The foundation models released by Nvidia this time constitute the core capability layer of physical AI.

Cosmos Transfer 2.5 and Cosmos Predict 2.5 are world models responsible for synthetic data generation and robot policy evaluation, allowing robotic behaviors to be validated in simulated environments.

Cosmos Reason 2, as an inference visual-language model, gives AI systems the ability to observe, understand, and act in the physical world.

Isaac GR00T N1.6 is a visual-language action model developed specifically for humanoid robots, using Cosmos Reason as the inference core, achieving full-body control functions and allowing humanoid robots to perform locomotion and object manipulation simultaneously.

The Isaac Lab-Arena launched by Nvidia at CES is an open-source simulation framework hosted on GitHub, aimed at addressing industry pain points in validating robotic capabilities.

As robots learn to handle precise object manipulation, cable installation, and other complex tasks, validating these abilities in physical environments tends to be costly, time-consuming, and risky.
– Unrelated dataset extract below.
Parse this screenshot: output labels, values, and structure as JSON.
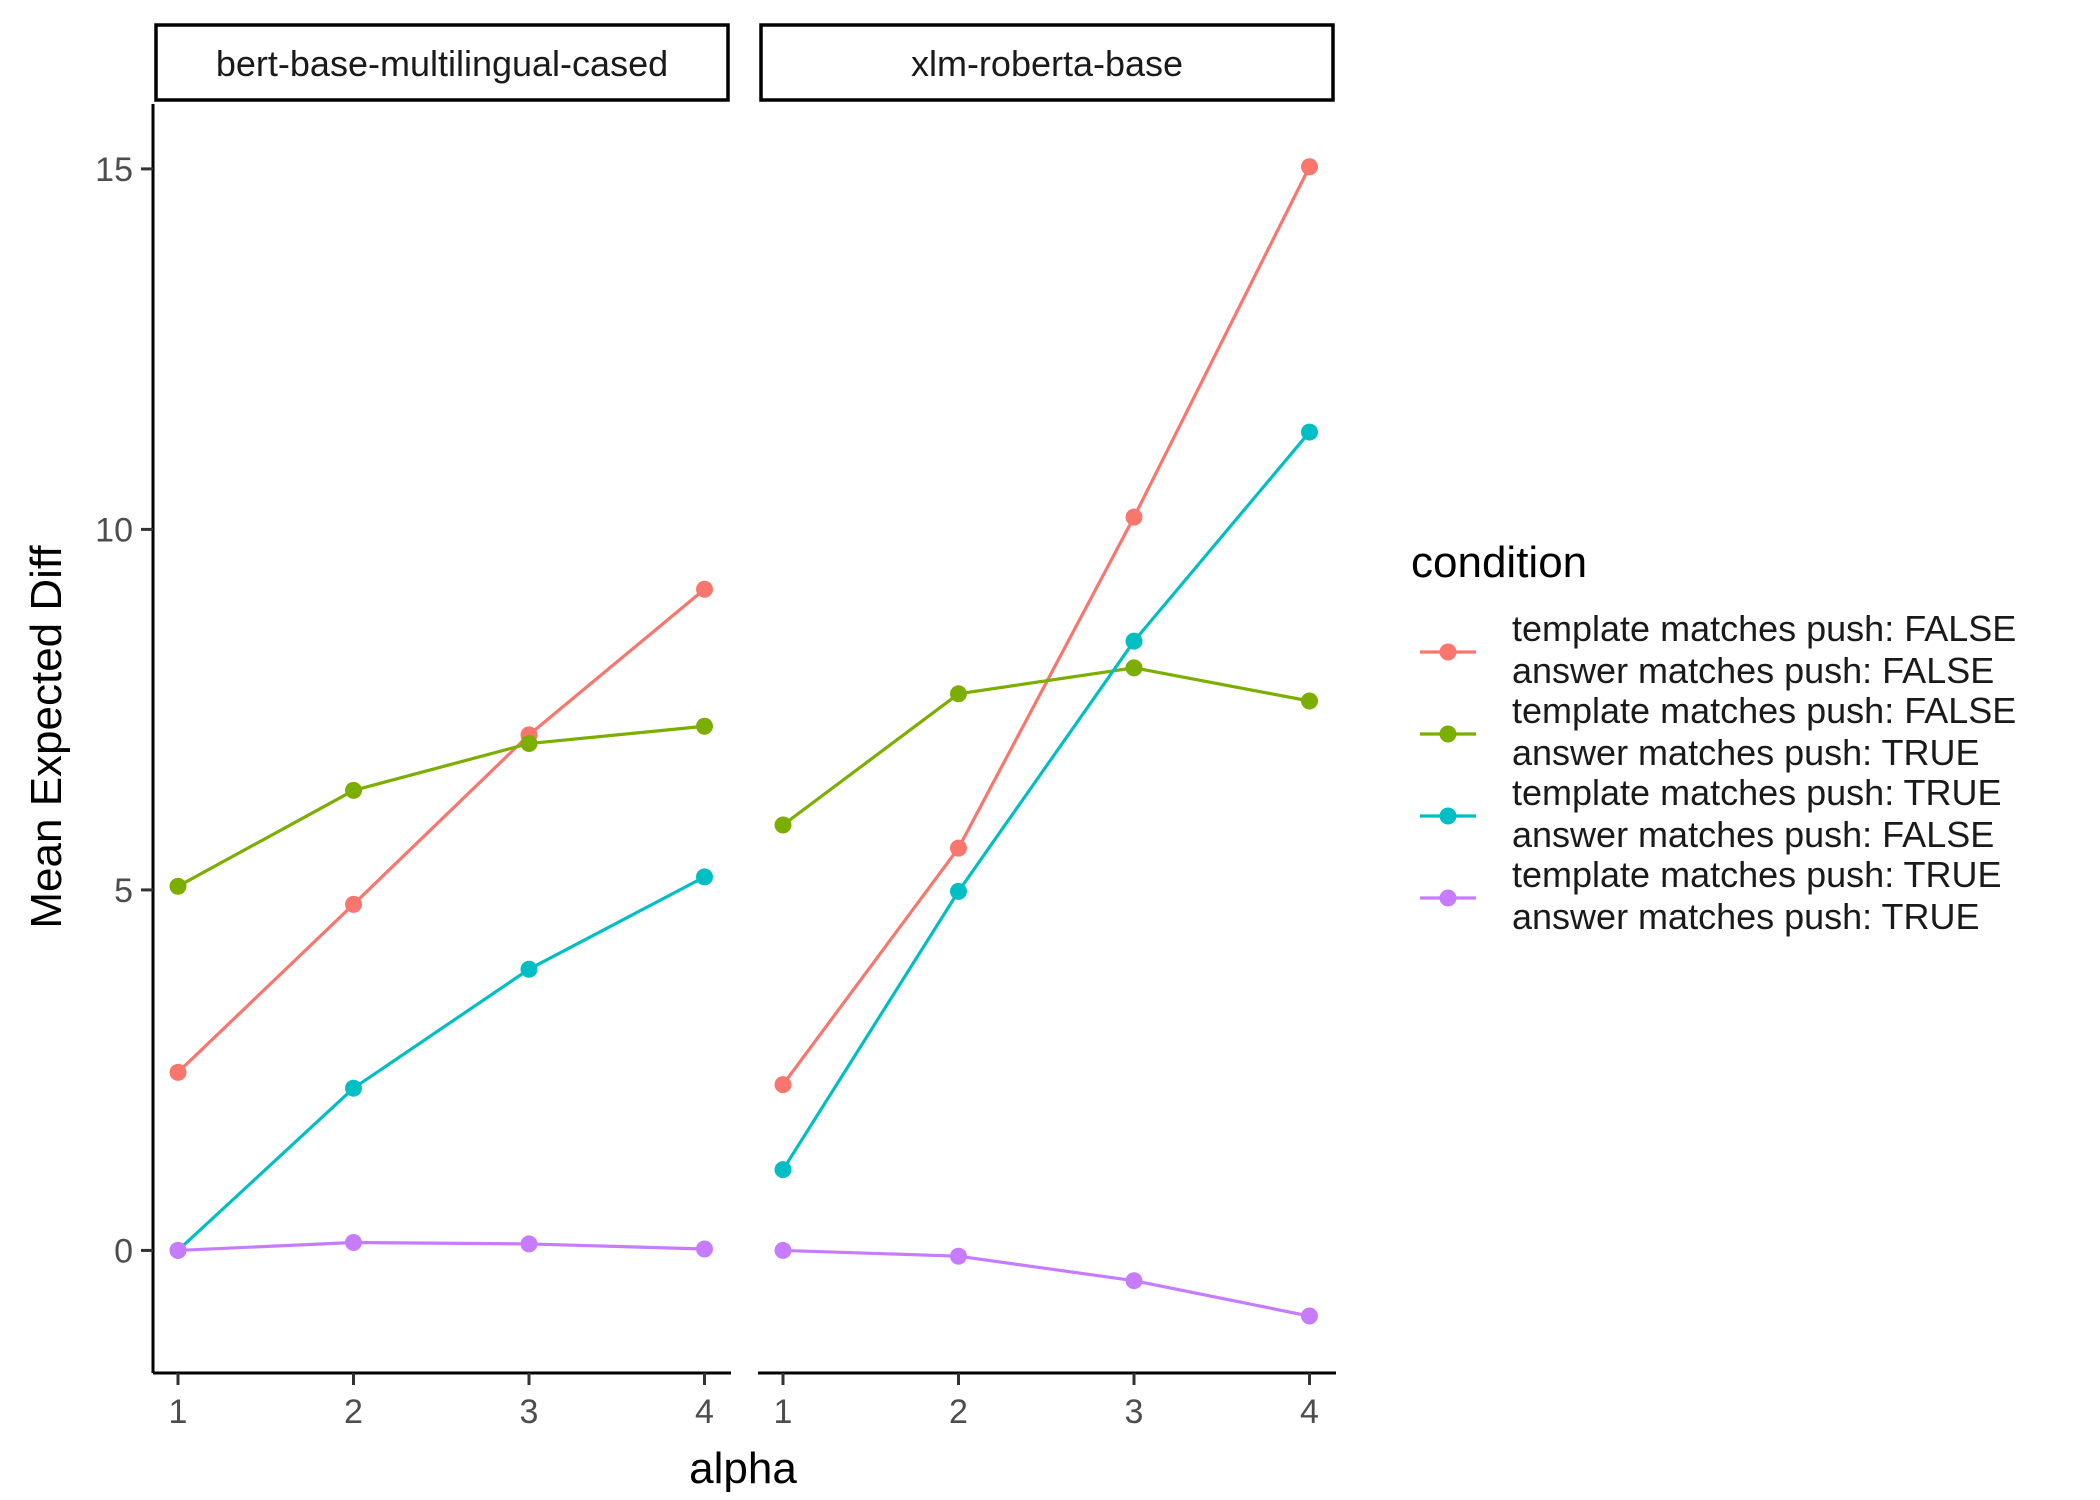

This platform integrates resources, task scenarios, training tools, and existing benchmarks such as Libero, RoboCasa, and RoboTwin, providing a universal framework for an industry that previously lacked unified standards. The supporting open-source platform OSMO serves as a command center, integrating the entire workflow from data generation to training and supporting both desktop and cloud environments.

Lowering Hardware Barriers

The new member of the Thor series, the Jetson T4000 graphics card, is equipped with the Blackwell architecture. As a cost-effective device-side computing upgrade solution, it provides 12 trillion floating-point AI operations and 64GB of memory, with power consumption controlled between 40 and 70 watts.

Nvidia has also deepened its partnership with Hugging Face, integrating Isaac and GR00T technologies into Hugging Face's LeRobot framework, connecting Nvidia’s 2 million robotics developers with Hugging Face’s 13 million AI builders.

The open-source humanoid robot Reachy 2 now directly supports Nvidia Jetson Thor chips, enabling developers to test different AI models without being locked into proprietary systems.

Early indications show that Nvidia’s strategy is having an effect. Robotics has become the fastest-growing category on the Hugging Face platform, and Nvidia’s models are leading in download volume. Companies such as Boston Dynamics, Caterpillar, Franka Robots, and NEURA Robotics are already using Nvidia technology.

This strategy reflects the company’s intention to make robotics development more accessible, while positioning itself as a foundational hardware and software provider—similar to the role Android plays for smartphone manufacturers.

As AI moves from the cloud to machines with the ability to learn in the physical world, cheaper sensors, advanced simulation technologies, and AI models capable of generalizing across tasks are driving an overall industry transformation.